Deviation of gene expression from normal levels has been associated with diseases. Both under- and overexpression of genes could lead to deleterious biological consequences. Dosage balance has been proposed to be a key issue of determining gene expression phenotype. Gene deletion or overexpression of any component in a protein complex produces abnormal phenotypes. As a result, interacting partners should be co-expressed to avoid dosage imbalance effects. The strength of transcriptional co-regulation of interacting partners is supposed to reflect gene dosage sensitivity. Although many cases of dosage imbalance effects have been reported, the molecular attributes determining dosage sensitivity remain unknown. This thesis uses a protein structure analysis protocol to explore the molecular basis of gene dosage sensitivity, and studies the post-transcriptional regulation of dosage sensitive genes.

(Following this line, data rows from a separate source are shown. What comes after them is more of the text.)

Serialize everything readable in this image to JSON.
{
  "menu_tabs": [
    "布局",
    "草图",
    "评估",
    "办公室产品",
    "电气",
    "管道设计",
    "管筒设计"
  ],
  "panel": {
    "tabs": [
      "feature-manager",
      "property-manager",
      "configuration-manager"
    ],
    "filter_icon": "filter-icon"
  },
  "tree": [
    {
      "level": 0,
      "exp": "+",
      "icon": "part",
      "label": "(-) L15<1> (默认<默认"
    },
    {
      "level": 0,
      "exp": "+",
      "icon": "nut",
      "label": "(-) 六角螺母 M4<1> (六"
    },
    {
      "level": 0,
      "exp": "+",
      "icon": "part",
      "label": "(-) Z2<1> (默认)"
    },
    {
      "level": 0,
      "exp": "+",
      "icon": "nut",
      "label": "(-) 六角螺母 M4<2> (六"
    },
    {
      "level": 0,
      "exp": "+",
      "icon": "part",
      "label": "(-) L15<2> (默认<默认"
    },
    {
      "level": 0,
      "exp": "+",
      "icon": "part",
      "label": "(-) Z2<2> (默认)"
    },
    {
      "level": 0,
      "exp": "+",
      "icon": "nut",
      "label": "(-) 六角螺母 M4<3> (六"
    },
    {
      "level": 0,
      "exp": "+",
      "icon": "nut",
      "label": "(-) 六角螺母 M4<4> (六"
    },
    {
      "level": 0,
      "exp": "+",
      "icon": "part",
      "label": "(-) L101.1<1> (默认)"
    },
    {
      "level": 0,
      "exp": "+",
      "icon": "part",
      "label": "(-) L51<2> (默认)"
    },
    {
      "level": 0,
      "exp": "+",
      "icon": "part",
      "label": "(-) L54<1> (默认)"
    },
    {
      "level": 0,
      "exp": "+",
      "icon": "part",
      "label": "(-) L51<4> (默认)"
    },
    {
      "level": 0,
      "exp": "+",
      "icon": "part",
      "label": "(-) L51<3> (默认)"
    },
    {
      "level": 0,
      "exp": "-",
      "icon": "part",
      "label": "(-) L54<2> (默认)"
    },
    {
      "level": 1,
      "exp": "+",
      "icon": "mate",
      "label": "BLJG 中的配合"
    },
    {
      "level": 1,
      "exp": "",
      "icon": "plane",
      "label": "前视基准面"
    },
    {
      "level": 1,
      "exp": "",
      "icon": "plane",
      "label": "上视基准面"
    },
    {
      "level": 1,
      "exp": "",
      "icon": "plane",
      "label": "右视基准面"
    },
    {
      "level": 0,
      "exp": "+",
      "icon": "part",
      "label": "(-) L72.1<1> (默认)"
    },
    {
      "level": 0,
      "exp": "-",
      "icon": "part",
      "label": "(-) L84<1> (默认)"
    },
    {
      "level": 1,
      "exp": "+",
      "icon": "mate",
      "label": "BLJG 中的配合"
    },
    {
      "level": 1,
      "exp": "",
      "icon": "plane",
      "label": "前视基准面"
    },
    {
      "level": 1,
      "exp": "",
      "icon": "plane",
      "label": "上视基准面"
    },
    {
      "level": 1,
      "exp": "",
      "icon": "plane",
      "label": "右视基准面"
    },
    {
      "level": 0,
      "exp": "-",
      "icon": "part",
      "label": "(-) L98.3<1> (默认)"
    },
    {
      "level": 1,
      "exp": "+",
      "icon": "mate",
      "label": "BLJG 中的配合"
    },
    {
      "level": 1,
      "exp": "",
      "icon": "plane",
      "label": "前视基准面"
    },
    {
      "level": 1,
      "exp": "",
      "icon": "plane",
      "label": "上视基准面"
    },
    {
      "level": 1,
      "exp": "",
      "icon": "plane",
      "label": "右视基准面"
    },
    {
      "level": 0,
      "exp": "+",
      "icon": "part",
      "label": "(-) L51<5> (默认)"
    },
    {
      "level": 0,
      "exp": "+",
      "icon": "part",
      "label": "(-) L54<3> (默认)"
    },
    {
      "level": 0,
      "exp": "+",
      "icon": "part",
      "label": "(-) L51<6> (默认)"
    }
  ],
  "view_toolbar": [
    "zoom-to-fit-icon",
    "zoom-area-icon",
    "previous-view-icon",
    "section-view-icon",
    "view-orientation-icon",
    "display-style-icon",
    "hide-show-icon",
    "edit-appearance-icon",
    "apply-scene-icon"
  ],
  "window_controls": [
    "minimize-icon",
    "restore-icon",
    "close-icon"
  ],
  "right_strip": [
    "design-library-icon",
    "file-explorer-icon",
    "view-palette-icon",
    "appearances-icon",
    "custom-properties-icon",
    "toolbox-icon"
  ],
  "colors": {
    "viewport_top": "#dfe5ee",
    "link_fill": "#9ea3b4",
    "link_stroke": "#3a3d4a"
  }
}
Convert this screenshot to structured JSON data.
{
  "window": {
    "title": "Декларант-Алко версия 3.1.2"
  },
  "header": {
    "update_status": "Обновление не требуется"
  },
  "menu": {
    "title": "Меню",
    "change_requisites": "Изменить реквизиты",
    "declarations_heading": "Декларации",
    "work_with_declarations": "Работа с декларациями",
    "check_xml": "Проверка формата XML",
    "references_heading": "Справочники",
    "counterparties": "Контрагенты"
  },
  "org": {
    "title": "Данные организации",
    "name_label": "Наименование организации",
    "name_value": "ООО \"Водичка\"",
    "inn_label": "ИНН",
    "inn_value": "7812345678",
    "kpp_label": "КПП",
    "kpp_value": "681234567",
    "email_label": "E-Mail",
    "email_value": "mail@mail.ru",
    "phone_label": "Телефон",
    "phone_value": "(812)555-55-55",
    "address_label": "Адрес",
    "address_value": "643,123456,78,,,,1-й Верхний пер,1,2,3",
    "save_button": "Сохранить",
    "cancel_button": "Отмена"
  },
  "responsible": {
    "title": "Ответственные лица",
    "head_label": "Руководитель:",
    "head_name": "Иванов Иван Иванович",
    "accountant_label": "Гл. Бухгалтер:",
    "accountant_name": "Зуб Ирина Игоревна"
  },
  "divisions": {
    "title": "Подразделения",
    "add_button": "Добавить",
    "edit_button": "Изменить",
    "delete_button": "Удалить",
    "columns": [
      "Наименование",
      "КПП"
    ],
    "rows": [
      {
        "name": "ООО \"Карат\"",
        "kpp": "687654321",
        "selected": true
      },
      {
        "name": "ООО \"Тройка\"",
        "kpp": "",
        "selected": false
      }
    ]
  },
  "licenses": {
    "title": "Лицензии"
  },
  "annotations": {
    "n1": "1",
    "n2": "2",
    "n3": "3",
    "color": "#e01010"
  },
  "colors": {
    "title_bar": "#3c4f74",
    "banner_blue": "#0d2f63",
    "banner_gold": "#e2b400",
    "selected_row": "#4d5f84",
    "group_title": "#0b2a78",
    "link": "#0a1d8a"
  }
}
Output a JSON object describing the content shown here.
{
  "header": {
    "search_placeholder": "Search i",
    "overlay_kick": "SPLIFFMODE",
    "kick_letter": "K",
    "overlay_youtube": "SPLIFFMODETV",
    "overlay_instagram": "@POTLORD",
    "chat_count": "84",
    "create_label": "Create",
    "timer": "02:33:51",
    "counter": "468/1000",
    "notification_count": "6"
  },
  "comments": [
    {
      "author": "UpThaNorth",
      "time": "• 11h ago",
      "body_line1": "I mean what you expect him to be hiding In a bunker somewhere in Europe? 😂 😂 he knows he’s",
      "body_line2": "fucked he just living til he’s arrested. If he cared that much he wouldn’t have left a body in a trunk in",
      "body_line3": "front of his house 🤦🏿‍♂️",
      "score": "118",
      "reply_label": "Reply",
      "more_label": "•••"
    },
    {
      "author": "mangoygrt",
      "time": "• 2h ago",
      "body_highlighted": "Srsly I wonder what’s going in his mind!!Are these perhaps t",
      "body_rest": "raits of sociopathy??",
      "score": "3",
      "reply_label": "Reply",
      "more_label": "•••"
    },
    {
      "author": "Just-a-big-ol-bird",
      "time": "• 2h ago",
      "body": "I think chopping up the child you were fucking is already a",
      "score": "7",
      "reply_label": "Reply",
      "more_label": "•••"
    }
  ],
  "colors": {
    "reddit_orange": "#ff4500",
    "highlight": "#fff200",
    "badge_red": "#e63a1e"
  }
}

Solvent-exposed backbone hydrogen bond (SEBH or called as dehydron) provides a structure marker for protein interaction. Protein structure vulnerability, defined as the ratio of SEBHs to the overall number of backbone hydrogen bonds, quantifies the extent to which protein relies on its binding partners to maintain structure integrity. Genes encoding vulnerable proteins need to be highly co-expressed with their interacting partners. Protein structure vulnerability may hence serves as a structure marker for dosage sensitivity. This hypothesis is examined through the integration of gene expression, protein structure and interaction data sets. Both gene co-expression and protein structure vulnerability are calculated for each interacting subunits from human and yeast complexes. It turns out that structure vulnerability quantifies dosage sensitivity for both temporal phases (yeast) and tissue-specific (human) patterns of mRNA expression, determining the extent of co-expression similarity of binding partners.
Highly dosage sensitive genes encode proteins which are vulnerable to water attack. They are subject to tight post-transcriptional regulation. In human, this extra regulation is achieved through extensive microRNA targeting of genes coding for extremely vulnerable proteins. In yeast, on the other hand, our results imply that such a regulation is likely achieved through sequestration of the extremely vulnerable proteins into aggregated states. The 85 genes encoding extremely vulnerable proteins contain the five confirmed yeast prions. It has been proposed that yeast prion protein aggregation could produce multiple phenotypes important for cell survival in some particular circumstances. These results suggest that extremely vulnerable proteins resorting to aggregation to buffer the deleterious consequences of dosage imbalance. However, a rigorous proof will require a structure-based integration of information drawn from the interactome, transcriptome and post-transcriptional regulome.